Del Monte reports "year of contrast" for 2013
U.S.-based Fresh Del Monte Produce In (NYSE: FDP) saw its bottom line plunge in the fourth quarter due to charges related to a prepared food business, along with higher costs and challenges in the European market.
The net loss of US$146.8 million compares to a break-even result during the same period last year, dragging the yearly result into the red from a positive income of US$143.2 million in 2012.
At the time of writing, FDP shares were down 8.59% at US$24.45 per share
Better results in other quarters meant the final result wasn't as far down as it could have been, with the company reporting a full year loss of US$37.3 million for 2013.
"2013 was a year of contrast for us, with increased sales and strong progress toward our long-term initiatives tarnished by a disappointing conclusion to the year," Del Monte chief executive officer Mohammad Abu-Ghazaleh said in a release.
"During the fourth quarter of 2013 we faced higher input costs and lingering issues in our European market. We have addressed these conditions by implementing a host of strategic measures to reduce the negative impact on our business.

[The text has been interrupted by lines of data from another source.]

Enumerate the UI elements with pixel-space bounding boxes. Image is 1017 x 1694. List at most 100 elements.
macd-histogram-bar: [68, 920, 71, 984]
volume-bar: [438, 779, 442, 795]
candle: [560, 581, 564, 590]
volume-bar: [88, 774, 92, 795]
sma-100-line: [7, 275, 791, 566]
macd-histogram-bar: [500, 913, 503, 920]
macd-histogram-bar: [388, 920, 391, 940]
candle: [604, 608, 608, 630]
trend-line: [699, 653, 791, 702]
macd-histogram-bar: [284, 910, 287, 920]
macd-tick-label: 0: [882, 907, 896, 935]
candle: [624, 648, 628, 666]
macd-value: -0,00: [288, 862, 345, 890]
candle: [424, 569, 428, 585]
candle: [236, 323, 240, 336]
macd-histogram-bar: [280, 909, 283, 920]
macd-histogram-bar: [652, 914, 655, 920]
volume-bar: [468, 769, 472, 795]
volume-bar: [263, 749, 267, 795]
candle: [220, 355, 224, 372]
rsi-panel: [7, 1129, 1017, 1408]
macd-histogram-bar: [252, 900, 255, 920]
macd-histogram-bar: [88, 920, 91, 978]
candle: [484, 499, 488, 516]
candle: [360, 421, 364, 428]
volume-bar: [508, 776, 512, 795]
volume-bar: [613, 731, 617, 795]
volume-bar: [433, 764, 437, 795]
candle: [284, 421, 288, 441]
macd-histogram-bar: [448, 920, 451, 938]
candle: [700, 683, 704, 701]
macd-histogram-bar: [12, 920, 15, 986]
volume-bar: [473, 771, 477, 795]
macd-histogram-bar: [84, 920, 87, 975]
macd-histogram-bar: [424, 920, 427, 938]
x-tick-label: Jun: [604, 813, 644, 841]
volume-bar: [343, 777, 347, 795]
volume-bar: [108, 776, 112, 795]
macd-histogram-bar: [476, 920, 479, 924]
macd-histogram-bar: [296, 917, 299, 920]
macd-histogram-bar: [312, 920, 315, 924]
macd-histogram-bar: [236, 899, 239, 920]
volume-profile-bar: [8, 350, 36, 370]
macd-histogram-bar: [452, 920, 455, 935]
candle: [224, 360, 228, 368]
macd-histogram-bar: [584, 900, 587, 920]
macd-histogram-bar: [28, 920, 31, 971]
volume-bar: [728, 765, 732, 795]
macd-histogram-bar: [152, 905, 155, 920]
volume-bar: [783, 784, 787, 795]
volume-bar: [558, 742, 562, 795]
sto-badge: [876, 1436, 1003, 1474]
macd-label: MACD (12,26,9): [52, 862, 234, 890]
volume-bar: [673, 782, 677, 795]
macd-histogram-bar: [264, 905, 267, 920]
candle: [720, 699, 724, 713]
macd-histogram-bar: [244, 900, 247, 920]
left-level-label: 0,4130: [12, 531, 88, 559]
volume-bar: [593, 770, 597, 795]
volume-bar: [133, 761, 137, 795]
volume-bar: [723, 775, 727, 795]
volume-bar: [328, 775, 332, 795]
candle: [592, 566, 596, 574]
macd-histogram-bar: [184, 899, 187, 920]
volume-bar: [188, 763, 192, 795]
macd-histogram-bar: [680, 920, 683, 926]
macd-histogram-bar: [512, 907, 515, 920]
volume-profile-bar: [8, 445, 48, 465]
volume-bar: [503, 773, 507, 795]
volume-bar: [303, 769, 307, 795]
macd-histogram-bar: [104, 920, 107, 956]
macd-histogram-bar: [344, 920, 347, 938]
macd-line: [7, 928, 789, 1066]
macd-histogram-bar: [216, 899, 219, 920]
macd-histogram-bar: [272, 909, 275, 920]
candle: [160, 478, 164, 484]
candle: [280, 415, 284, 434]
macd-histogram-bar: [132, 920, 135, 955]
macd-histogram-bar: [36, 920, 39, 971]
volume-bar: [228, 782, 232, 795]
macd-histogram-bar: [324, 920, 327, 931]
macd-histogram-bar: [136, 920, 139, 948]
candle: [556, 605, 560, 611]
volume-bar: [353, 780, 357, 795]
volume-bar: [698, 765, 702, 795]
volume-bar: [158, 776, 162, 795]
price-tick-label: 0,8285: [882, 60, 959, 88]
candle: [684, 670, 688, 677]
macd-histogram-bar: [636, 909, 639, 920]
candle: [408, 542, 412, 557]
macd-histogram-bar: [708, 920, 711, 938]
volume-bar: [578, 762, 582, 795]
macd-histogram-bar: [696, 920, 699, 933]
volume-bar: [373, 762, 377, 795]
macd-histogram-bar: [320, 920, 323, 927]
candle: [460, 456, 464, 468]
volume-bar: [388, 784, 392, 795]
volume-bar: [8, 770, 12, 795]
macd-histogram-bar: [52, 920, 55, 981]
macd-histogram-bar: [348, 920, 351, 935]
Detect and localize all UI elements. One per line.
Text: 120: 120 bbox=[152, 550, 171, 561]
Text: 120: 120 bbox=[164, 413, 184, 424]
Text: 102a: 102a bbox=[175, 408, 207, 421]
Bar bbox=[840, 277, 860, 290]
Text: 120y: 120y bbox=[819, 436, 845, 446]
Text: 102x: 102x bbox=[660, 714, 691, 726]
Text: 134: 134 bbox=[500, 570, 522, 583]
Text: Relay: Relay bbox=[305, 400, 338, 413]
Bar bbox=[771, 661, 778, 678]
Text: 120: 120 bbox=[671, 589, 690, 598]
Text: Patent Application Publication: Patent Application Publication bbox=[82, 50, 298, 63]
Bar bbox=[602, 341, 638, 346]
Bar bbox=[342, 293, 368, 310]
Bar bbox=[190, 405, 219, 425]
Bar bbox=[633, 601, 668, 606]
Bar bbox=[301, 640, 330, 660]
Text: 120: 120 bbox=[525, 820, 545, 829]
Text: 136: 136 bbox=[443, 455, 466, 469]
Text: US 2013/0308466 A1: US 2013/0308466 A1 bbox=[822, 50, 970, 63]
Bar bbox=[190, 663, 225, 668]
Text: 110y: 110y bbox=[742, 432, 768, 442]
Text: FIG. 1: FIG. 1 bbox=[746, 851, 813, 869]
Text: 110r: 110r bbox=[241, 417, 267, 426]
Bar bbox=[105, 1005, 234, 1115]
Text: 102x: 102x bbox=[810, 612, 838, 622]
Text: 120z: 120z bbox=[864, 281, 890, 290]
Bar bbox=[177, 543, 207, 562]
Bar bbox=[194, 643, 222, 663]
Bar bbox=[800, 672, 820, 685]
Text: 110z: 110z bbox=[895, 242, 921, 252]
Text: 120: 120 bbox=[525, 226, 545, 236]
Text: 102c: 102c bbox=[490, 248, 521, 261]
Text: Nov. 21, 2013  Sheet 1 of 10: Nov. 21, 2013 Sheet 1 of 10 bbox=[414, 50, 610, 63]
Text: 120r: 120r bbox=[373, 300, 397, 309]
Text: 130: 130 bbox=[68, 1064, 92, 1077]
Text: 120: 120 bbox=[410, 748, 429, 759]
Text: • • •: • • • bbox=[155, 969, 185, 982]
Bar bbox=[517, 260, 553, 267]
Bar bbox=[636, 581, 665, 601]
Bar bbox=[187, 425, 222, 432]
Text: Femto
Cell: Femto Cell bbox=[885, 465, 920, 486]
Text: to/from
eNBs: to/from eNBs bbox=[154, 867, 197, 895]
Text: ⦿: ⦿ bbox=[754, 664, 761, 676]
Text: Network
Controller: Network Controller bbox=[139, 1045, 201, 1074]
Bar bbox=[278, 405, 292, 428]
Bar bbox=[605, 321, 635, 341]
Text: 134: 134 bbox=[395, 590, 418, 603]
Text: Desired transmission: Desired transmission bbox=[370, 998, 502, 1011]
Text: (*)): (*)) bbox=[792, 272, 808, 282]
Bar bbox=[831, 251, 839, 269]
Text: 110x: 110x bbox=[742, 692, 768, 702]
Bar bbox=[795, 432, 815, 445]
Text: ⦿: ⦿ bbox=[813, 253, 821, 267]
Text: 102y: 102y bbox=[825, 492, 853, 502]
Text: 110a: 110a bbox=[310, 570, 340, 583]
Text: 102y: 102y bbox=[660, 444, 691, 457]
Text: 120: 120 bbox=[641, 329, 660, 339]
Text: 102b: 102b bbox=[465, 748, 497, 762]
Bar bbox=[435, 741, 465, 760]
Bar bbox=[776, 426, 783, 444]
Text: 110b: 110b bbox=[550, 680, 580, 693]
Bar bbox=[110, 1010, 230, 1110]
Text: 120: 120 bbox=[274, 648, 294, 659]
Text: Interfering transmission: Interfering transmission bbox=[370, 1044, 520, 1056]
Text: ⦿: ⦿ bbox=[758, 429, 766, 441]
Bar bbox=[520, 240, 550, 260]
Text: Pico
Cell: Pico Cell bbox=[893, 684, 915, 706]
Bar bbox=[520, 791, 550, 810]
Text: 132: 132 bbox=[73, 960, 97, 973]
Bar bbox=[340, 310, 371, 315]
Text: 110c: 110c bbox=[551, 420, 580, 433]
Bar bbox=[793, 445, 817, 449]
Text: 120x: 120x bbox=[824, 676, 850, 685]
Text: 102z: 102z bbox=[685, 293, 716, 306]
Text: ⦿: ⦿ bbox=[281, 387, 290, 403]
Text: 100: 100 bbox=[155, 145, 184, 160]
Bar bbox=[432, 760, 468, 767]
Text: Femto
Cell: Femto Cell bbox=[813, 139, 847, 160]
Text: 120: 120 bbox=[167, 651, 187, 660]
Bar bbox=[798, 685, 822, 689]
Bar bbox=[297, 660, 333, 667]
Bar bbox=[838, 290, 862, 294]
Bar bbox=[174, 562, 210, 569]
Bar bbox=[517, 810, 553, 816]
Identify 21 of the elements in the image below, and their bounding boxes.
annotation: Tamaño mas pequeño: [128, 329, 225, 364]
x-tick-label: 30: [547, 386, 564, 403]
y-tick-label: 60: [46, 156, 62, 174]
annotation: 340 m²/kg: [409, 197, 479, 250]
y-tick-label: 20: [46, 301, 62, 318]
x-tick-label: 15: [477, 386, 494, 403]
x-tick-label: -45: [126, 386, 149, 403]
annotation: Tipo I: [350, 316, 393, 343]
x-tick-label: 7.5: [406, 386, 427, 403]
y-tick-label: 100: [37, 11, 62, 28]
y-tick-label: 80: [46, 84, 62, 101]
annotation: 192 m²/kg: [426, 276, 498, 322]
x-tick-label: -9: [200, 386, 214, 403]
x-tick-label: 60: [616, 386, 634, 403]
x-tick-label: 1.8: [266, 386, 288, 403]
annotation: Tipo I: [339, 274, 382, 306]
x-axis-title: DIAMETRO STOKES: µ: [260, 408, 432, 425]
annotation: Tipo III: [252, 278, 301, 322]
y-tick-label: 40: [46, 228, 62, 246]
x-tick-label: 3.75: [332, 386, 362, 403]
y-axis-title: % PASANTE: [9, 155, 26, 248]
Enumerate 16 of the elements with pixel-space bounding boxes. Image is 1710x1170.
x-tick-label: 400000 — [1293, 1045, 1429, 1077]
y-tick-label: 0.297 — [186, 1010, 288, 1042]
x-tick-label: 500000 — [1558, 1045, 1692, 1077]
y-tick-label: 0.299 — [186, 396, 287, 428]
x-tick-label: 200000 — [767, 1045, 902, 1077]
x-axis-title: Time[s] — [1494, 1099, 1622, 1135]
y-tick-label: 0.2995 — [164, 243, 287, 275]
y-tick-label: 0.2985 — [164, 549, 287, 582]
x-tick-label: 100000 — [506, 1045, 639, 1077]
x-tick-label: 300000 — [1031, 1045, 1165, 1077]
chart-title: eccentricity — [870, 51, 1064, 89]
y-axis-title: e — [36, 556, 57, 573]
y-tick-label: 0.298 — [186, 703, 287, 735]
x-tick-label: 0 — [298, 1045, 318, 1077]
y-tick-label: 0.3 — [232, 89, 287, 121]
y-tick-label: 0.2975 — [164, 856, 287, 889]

"We exited underperforming operations, adjusted our business model in Europe and broadened our asset base. Looking forward, based on our expansion into new markets, new distribution channels and new product introductions, I am confident the foundation we have built will enable us to improve our performance and enhance delivery of long-term value for our shareholders."
The bulk of the poor financial result was attributable to US$99.6 million in charges related to the write-off of goodwill and other intangible assets associated with the 2004 acquisition of Prepared Foods in Europe, Africa, the Middle East and former Soviet Union countries.
Full year net sales were actually up 7.7% at US$3.7 billion, due to what the company cites as strong performance across all its business segments. The most dramatic sales increases were seen for Del Monte's banana and other fresh produce segments, at a rate of 45%.
Sales soared in North America jumping 53% year-on-year to hit US$1.968 billion for 2013, while lower but still significant rates of growth were seen in Europe (19%), the Middle East (14%) and Asia (12%).